If two copper mines near Minto and Carmacks start using hydroelectricity, Whitehorse’s diesel generators will be required during peak energy use periods, the Yukon Utilities Board heard Thursday.
This week, the Yukon Energy Corporation’s 20-year-plan is being reviewed by the Yukon Utilities Board.
The biggest project in that plan is a 178-kilometre hydroelectric transmission line the corporation wants to build between Carmacks and Stewart Crossing, linking the territory’s northern and southern power grids.
Sherwood Copper Corporation, which owns the Minto mine, and Western Copper Corporation, which owns the Carmacks Copper mine, would be responsible for building the spur lines to bring hydroelectricity to their projects.
Currently, both industrial projects plan to burn diesel.
But once tapped into the hydro grid, the mines would pull 82-gigawatt hours of electricity per year, reducing Yukon Energy’s hydroelectric surplus to almost nil.
That would force diesel generators in Whitehorse to fire up during peak morning and evening periods in cold winter months.
“The surplus will get eaten up,” said Yukon Energy president David Morrison.
“In order to meet the load on the system, we would probably have to turn some diesel on once the mines were in operation.
“When we talk about peaking diesel, we’re talking about not a lot of hours of diesel.”

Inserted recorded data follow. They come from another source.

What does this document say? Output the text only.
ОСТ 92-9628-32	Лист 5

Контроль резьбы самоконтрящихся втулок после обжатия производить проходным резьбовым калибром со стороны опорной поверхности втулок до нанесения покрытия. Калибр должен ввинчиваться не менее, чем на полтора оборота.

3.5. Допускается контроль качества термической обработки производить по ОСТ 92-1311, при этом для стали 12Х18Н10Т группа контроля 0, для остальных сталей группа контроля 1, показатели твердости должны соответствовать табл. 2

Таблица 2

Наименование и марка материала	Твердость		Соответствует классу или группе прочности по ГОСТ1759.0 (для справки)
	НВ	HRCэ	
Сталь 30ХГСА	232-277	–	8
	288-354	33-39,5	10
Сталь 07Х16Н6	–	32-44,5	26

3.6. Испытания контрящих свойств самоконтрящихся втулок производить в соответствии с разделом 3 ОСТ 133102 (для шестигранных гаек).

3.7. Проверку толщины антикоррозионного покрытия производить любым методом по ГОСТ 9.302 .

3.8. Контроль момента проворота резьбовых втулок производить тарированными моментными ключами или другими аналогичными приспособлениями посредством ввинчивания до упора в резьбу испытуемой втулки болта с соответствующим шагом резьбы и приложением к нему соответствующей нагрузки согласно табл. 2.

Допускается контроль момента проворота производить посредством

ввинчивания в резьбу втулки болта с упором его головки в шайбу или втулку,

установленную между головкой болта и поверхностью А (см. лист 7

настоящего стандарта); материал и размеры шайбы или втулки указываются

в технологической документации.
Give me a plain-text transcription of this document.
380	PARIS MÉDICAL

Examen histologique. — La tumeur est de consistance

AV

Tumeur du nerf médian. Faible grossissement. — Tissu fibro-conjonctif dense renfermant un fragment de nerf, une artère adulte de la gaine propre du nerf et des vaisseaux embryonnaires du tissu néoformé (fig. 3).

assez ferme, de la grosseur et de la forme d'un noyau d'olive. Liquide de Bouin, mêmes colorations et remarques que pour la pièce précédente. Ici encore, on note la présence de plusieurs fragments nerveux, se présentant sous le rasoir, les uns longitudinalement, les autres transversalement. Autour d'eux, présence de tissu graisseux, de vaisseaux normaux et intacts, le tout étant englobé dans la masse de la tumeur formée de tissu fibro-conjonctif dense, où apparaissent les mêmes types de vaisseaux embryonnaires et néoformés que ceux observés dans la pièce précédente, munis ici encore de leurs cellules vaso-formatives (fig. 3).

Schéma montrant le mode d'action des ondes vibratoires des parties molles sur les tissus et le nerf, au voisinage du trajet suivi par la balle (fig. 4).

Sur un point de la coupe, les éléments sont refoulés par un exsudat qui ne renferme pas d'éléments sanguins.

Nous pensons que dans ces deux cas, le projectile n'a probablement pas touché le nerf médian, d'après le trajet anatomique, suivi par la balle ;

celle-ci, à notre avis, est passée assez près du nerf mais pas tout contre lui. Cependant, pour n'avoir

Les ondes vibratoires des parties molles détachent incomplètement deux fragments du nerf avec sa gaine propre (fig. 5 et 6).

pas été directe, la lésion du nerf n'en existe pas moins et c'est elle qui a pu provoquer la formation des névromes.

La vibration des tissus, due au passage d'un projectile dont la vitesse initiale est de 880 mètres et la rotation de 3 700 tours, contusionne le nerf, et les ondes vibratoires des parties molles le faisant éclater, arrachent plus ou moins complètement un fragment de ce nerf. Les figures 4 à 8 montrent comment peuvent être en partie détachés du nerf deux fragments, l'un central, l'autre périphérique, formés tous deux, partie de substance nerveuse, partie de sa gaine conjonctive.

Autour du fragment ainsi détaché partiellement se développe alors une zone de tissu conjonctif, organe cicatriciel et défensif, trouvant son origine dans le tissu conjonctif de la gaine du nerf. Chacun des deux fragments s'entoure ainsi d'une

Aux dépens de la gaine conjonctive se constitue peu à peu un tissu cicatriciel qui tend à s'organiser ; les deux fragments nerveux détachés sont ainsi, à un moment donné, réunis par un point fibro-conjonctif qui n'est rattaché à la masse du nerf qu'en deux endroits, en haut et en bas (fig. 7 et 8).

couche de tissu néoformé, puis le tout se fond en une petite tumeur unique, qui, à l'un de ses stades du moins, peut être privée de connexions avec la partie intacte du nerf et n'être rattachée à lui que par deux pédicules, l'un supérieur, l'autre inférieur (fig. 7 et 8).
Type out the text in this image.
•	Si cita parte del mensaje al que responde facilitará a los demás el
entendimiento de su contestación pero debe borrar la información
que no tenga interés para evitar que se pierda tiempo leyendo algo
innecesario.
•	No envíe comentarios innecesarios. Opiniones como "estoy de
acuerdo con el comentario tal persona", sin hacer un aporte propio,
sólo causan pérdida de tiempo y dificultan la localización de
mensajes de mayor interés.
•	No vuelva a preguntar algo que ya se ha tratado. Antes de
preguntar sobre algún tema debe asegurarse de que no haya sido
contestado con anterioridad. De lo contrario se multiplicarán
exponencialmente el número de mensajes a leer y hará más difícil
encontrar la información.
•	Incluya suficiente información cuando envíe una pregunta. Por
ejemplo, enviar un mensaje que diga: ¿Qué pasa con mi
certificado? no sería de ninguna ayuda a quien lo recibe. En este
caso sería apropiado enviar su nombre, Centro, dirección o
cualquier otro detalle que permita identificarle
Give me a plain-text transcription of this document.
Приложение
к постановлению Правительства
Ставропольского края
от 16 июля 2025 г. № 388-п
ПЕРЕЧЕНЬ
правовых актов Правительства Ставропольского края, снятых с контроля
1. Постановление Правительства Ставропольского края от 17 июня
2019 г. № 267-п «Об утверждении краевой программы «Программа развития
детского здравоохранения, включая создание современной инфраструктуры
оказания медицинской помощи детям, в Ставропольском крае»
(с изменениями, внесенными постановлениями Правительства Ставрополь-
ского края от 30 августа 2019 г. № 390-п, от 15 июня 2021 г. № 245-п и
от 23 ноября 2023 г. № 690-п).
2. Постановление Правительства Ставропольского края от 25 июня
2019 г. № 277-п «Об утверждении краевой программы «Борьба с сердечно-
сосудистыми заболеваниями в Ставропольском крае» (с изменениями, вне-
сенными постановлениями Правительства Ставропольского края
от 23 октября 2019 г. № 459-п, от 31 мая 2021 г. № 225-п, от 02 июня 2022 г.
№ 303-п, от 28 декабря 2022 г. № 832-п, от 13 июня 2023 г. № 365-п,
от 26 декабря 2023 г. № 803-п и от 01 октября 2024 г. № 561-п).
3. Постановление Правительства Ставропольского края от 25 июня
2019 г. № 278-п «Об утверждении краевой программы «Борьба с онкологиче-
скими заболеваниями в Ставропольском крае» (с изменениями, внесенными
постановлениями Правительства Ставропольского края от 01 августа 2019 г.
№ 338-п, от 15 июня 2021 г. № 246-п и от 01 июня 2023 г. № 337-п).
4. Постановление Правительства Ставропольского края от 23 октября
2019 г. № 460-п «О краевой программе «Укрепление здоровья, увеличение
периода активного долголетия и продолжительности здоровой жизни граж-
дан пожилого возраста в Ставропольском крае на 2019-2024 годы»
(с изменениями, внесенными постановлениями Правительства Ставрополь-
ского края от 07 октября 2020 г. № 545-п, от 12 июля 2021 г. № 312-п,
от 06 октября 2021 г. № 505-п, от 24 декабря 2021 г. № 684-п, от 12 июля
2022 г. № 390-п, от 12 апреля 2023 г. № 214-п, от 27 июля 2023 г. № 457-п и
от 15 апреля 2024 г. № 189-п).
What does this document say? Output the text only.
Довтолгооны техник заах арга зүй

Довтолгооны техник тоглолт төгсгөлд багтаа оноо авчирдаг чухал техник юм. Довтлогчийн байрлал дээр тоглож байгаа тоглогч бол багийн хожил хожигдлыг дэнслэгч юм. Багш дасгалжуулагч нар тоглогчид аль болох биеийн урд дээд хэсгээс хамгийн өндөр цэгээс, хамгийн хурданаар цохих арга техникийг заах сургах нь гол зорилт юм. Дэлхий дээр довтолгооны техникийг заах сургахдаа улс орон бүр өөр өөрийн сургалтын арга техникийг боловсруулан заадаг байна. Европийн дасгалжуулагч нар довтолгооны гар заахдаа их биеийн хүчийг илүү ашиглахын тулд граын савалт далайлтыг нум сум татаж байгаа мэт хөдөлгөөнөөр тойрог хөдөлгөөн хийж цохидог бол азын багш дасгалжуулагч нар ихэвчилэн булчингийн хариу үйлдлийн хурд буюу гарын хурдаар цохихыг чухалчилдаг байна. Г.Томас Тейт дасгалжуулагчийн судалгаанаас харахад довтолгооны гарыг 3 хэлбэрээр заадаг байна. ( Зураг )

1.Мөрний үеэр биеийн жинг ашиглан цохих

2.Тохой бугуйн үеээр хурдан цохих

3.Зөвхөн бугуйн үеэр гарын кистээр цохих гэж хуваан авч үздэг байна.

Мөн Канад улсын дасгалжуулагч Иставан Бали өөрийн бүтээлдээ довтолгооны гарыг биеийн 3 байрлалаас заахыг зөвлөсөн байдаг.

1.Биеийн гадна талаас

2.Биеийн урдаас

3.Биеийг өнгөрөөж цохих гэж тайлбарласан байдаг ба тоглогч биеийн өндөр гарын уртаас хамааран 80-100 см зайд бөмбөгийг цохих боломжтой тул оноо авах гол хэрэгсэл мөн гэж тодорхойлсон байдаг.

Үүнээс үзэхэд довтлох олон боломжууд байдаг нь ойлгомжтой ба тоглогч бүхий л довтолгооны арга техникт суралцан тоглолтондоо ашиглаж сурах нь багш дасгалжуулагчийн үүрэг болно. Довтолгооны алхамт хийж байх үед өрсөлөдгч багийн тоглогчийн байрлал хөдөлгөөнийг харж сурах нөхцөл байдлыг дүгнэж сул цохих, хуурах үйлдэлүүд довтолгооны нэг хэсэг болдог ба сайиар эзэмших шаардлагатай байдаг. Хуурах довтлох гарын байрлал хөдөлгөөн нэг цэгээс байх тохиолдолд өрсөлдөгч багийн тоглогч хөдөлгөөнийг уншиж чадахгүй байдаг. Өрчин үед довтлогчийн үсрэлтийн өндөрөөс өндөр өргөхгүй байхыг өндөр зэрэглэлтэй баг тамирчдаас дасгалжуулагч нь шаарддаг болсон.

But burning any diesel is not desirable, especially if alternatives could be used, said Whitehorse city engineering manager Wayne Tuck.
“The city is trying to ensure that we’re not operating our diesel generators here any more than is absolutely necessary, because of greenhouse gas emissions and environmental concerns,” said Tuck on Wednesday after questioning the Yukon Energy executive at the hearing.
The city is concerned about noise, air pollution and greenhouse gas emissions from the diesel generators. It expressed that concern to the utilities board in a written submission dated July 6.
Whitehorse is growing, and selling power to any one customer should not trump the city’s needs, said Tuck.
“If you have to run diesels here to power the mines, then you should be running the diesels that are at the mines.”
Yukon Energy’s solution, outlined in its 20-year plan, is building a third turbine at the Aishihik Lake facility.
At peak, that third turbine would boost the hydroelectrical production of the Whitehorse-Aishihik-Faro power grid by seven megawatts.
It would also provide about 5.4 gigawatt hours per year of long-term average hydroelectric supply, according to the plan.
“We wouldn’t put (the third turbine) in place until we see the need for peaking diesel,” said Morrison.
“It’s a timing question. If we’re going to get peaking diesel, when are we going to get it and how quickly can we get the Aishihik third turbine in place, which would replace the peaking diesel?”
However, even with that third turbine, a small amount of “peaking diesel” might be needed, added Morrison.
The third Aishihik turbine would cost about $7 million, according to Yukon Energy estimates.
And it probably can’t be built until 2011, well after the mines are operating, said Morrison.
So Whitehorse will probably have to burn diesel for several years.
Minto is scheduled to come into production by April 2007, and Western Copper plans to get its Carmacks Copper mine into production by summer 2008 — about the same time Yukon Energy hopes to have the first phase of the Carmacks-Stewart transmission line built to Pelly Crossing.
“If we’ve only got Minto, I don’t think we’ll need peaking diesel,” said Morrison.
“If (both) mines go in and Aishihik third turbine goes in, there’s a greater benefit to the ratepayers than the cost of running a few hours of peaking diesel in the winter.
“Millions of dollars of benefit to the ratepayers, because the customer at the mine buys surplus power from us, so the benefits overall to the system are millions of dollars over the life of the mines.”
During emergencies, such as the massive power outage of January 29, 2006, that afflicted the entire Yukon and left parts of the territory without electricity for 13 hours, industrial customers, like the mines, will be disconnected from the grid and forced to use their own diesel generators, Morrison said.
But even if Yukon Energy eventually builds the third Aishihik turbine to reduce reliance on diesel to almost nothing, its 20-year plan makes no provisions for renewable energy sources or demand-side management, said Tuck.
In its 1992 review of Yukon Energy’s previous resource plan, the utilities board recommended using demand-side management tools to reward non-industrial consumers for reducing their energy use during peak periods, he said.
Since then, successive governments have not directed Yukon Energy to adopt policies that would prompt consumers to reduce their peak energy usage, said Tuck.
“The intent of demand-side management is to reduce power at peak times,” said Tuck.
“There needs to be incentives, like lower bills for reducing your power consumption during the peak period, or rebates for building efficiencies into your home.”
The utilities board must make recommendations about Yukon Energy’s 20-year plan to the Yukon commissioner and government cabinet by January 15.